The results confirm that wet fluid-bed granulation simultaneously improved the physicochemical properties of the apple (AP) and beetroot (BR) powders and enabled the direct formation of zinc-enriched granules, thereby demonstrating their suitability as zinc carriers. Reduced values of Carr’s index (up to 45%), Hausner ratio (up to 25%), bulk density (up to 25%), and tapped density (up to 40%), relative to the starting material, directly indicating the improved flowability of the obtained materials. Low water activity (below 0.3) and moisture content (below 10%), together with glass transition temperatures (T_g) of 29–34 °C, which exceed storage temperatures, suggest good physical stability and the potential for prolonged shelf life.
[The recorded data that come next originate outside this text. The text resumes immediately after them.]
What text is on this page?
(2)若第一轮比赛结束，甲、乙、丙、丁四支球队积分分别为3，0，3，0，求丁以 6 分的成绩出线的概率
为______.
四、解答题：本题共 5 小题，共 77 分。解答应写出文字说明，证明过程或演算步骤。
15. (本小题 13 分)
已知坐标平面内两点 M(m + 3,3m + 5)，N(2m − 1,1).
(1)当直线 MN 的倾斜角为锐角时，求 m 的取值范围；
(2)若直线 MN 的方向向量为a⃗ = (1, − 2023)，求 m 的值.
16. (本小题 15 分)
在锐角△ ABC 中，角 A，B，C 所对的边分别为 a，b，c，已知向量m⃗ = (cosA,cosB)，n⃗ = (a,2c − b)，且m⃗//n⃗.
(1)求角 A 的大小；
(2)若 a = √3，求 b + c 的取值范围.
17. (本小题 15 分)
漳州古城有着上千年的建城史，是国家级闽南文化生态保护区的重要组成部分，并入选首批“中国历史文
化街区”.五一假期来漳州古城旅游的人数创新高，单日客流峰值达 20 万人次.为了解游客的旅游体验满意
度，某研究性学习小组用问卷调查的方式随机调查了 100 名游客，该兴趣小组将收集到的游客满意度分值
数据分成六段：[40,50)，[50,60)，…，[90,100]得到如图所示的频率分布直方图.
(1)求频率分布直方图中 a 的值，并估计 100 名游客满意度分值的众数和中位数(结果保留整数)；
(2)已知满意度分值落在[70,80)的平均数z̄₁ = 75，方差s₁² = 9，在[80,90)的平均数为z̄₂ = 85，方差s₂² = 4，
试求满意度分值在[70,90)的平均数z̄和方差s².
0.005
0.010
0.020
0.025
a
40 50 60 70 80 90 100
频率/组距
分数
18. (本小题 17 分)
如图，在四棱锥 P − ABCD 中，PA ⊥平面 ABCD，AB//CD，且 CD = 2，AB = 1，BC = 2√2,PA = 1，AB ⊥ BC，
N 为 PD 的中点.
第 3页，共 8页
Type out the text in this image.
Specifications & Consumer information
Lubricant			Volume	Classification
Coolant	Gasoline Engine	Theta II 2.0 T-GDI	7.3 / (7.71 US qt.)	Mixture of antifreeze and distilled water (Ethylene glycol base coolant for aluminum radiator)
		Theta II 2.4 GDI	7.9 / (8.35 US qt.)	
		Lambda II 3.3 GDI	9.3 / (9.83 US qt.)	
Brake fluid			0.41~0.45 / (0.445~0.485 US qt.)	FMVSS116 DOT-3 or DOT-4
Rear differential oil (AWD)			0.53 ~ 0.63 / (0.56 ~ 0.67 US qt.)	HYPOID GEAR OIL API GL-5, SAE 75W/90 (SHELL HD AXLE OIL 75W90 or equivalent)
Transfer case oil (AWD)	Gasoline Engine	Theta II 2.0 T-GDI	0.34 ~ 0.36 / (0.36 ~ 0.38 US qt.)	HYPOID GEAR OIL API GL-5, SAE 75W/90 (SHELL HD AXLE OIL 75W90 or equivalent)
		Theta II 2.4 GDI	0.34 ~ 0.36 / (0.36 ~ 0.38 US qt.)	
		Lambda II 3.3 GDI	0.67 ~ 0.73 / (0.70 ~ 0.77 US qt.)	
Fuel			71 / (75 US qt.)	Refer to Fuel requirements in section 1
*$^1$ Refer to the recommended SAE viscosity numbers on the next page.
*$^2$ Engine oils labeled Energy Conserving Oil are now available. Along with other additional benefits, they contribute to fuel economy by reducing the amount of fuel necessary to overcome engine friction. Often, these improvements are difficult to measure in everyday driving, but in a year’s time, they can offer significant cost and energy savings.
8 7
The pronounced antioxidant and anti-hyperglycemic activities of AP and BR were further enhanced by fluid-bed granulation with the addition of vitamin C, which, as expected, increased the antioxidant activity while supporting zinc absorption. The total antioxidant activity, evaluated after in vitro digestion, demonstrated a significant increase compared to the starting materials, as confirmed by the RACI (BR-Zn: 1.02; AP-Zn: 0.64). The anti-hyperglycemic activity was similarly enhanced (IC₅₀ = 29.9 mg/mL for AP-Zn and 29.4 mg/mL for BR-Zn), with the observed effects being attributable to the combined contributions of vitamin C and pomace-derived phenolic compounds.

These findings highlight the potential of the obtained granulates for zinc supplementation, which are particularly suited to vegans, vegetarians, flexitarians, and individuals with prediabetes or diabetes who are on gluten-free diets. Additionally, this work provides a foundation for further investigation of pomace powders as carriers of various bioactive compounds and micronutrients. Future research will focus on in vivo bioavailability studies, extended stability testing under real storage conditions, and enrichment with additional micronutrients to develop broader-spectrum nutraceutical formulations based on pomace matrices.